— О нет, проститутки очень осторожны и освещают коль в мечети.
Тут все рассмеялись. Мамбо, стоявший поблизости, Джей и двое посетителей, сидевших за соседним столиком, придвинули стулья, чтобы послушать Сабину. Сабина не смеялась; ее захватило другое воспоминание о Марокко; Джей видел образы, проходившие перед ее взором, как подвергаемый цензуре фильм. Он знал, что она занята уничтожением прочих историй, которые уже была готова рассказать; возможно, она даже сожалела об истории про баню, и теперь все, что она наговорила, было как будто записано на огромной доске, а она взяла губку и все стерла, добавив:
— На самом деле ничего такого со мной не происходило.
И прежде чем ее успели спросить: «То есть, вы что, никогда и не были в Марокко?», она стала продолжать путать нити, говоря, что эту историю она где-то вычитала или услышала в каком-то баре, и, стерев из умов слушателей все факты, которые можно было бы списать прямо на ее личную ответственность, она начала новую историю…
Лица и фигуры ее персонажей оказывались выписанными лишь наполовину, и когда Джей начал реконструировать фрагменты, рассказывая о человеке, который полировал стекло самодельного телескопа, она не хотела слишком вдаваться в подробности, опасаясь, как бы Джей не узнал Филипа, знакомого ему по Вене и в шутку прозванного всеми в Париже «Вена-какой-она-была-до войны». Когда Сабина вклинилась между другими лицами и фигурами, как это случается во сне, и когда Джей с трудом пришел к выводу, что она говорит о Филипе (теперь он был уверен в том, что она находилась с ним в любовной связи), выяснилось, что она рассказывает уже вовсе не о человеке, полирующим стекло телескопа под зонтом, свешивающимся с потолка, а о женщине, которая продолжала играть на арфе во время концерта в Мехико, когда разразилась революция. Кто-то выстрелил по лампам в концертном зале, и она почувствовала, что если не перестанет играть, то предотвратит панику, и поскольку Джей знал, что это история о Лилиан, что речь шла не об арфистке, а о пианистке, и играть продолжала Лилиан, Сабина осознала, что не хочет напоминать о ней Джею, так как это могло причинить ему боль. Воспоминание о том, как она его бросила, было до некоторой степени воспоминанием о событии, за которое Сабина, соблазнившая Джея в Париже, была отчасти ответственна, и потому она поспешно сменила тему, так что теперь уже Джей невольно подумал, не ослышался ли он, или, может, он все-таки перебрал лишнего и вообразил себе, будто она говорит о Лилиан, потому что на самом деле в этот момент она рассказывала о юноше, авиаторе, которому посоветовали не смотреть в глаза покойникам.
Джей был не в состоянии следить за последовательностью людей, которых она любила, ненавидела, от которых бежала, равно как не мог удерживать в памяти собственную внешность, когда она говорила: «В то время я была блондинкой и носила короткую стрижку» «Это произошло до того, как я вышла замуж, мне было всего девятнадцать» (а однажды она сказала ему, что вышла замуж в восемнадцать).
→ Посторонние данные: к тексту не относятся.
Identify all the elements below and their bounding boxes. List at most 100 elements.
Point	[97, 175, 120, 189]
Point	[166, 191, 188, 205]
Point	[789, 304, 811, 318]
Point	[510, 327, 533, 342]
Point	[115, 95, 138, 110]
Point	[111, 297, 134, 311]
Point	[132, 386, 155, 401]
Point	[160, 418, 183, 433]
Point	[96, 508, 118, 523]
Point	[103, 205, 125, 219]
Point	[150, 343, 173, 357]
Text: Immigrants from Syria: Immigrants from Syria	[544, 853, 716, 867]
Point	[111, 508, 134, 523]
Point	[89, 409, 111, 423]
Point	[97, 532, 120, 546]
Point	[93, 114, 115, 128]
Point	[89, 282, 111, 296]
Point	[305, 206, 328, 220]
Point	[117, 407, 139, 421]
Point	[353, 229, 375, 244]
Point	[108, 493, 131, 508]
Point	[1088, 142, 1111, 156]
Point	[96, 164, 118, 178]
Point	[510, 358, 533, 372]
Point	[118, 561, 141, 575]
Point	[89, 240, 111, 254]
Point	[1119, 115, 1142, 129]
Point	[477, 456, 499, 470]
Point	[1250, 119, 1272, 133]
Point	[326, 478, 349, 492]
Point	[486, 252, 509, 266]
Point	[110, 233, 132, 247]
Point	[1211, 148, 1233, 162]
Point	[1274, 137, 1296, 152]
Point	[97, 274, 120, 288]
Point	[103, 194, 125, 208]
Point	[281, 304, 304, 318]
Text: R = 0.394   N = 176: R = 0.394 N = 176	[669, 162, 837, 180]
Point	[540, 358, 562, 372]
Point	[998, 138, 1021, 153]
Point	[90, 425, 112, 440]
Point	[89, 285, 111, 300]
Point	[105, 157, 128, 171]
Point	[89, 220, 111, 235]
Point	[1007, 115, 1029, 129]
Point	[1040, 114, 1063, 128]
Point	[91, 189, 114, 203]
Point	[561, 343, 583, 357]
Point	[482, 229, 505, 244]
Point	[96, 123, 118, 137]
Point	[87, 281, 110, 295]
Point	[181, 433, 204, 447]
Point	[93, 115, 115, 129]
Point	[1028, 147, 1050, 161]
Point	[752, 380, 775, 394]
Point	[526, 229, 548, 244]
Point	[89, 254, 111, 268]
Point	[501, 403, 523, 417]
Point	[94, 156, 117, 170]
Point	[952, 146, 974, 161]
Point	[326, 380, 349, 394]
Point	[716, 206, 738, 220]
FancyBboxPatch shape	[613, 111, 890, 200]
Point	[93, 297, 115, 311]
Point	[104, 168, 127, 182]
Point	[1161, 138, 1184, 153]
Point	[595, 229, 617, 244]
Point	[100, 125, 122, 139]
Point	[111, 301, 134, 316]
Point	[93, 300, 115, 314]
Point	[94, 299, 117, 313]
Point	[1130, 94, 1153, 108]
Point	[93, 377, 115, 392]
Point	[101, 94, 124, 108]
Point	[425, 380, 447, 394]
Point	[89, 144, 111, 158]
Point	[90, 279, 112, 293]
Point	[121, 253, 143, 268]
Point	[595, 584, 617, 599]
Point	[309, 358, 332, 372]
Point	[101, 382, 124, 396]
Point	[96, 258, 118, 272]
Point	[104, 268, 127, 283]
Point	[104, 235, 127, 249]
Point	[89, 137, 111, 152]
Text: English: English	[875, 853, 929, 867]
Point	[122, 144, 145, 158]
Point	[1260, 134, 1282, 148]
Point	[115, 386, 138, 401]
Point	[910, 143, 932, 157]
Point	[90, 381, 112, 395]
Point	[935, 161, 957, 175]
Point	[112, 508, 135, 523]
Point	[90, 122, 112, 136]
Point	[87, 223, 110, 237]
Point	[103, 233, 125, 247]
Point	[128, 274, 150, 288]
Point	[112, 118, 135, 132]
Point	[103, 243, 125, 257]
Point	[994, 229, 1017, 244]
Невозможно было понять, кому она изменила, кого забыла, за кого вышла замуж, кого бросила, к кому пристала. Это словно было ее профессией. Когда он впервые приступил к ней с расспросами, она сразу же ответила:
— Я актриса.
Однако как он на нее ни давил, ему так и не удалось выяснить, в каком спектакле она сыграла, успешно или провалилась, или она просто (как он решил позднее) хочет быть актрисой, но никогда не работала достаточно упорно и серьезно, так как делает это сейчас, меняя облик с такой быстротой, что это напоминает Джею калейдоскоп.
Он попытался ухватиться за повторения в ее речи некоторых слов, думая, что они могут быть использованы как ключ, однако если слова «актриса», «чудесный», «путешествие», «странствие», «отношения», и возникали часто, было по-прежнему невозможно определить, употребляет ли она их в буквальном значении или символически, поскольку для нее они звучали одинаково. Однажды он услышал, как она говорит:
— Когда тебе причиняют боль, ты пускаешься в странствие подальше от места ранения.
Он исследовал значение сказанного и выяснил, что она имеет в виду те изменения, которым подверглись пятьдесят кварталов в центре Нью-Йорка.
Она была подвержена страсти исповедоваться, которая заставляла ее слегка приподнимать вуаль, один лишь только уголок, а потом пугаться, если кто-то прислушивался чересчур внимательно, особенно Джей, которому она не доверяла и который, как она знала, находит правду только в ощущении обнаженности пороков, слабостей и недостатков.
Стоило Джею слишком навострить уши, как она брала гигантскую губку и стирала все сказанное полным его отрицанием, будто эта путаница сама по себе была предохранительным покровом.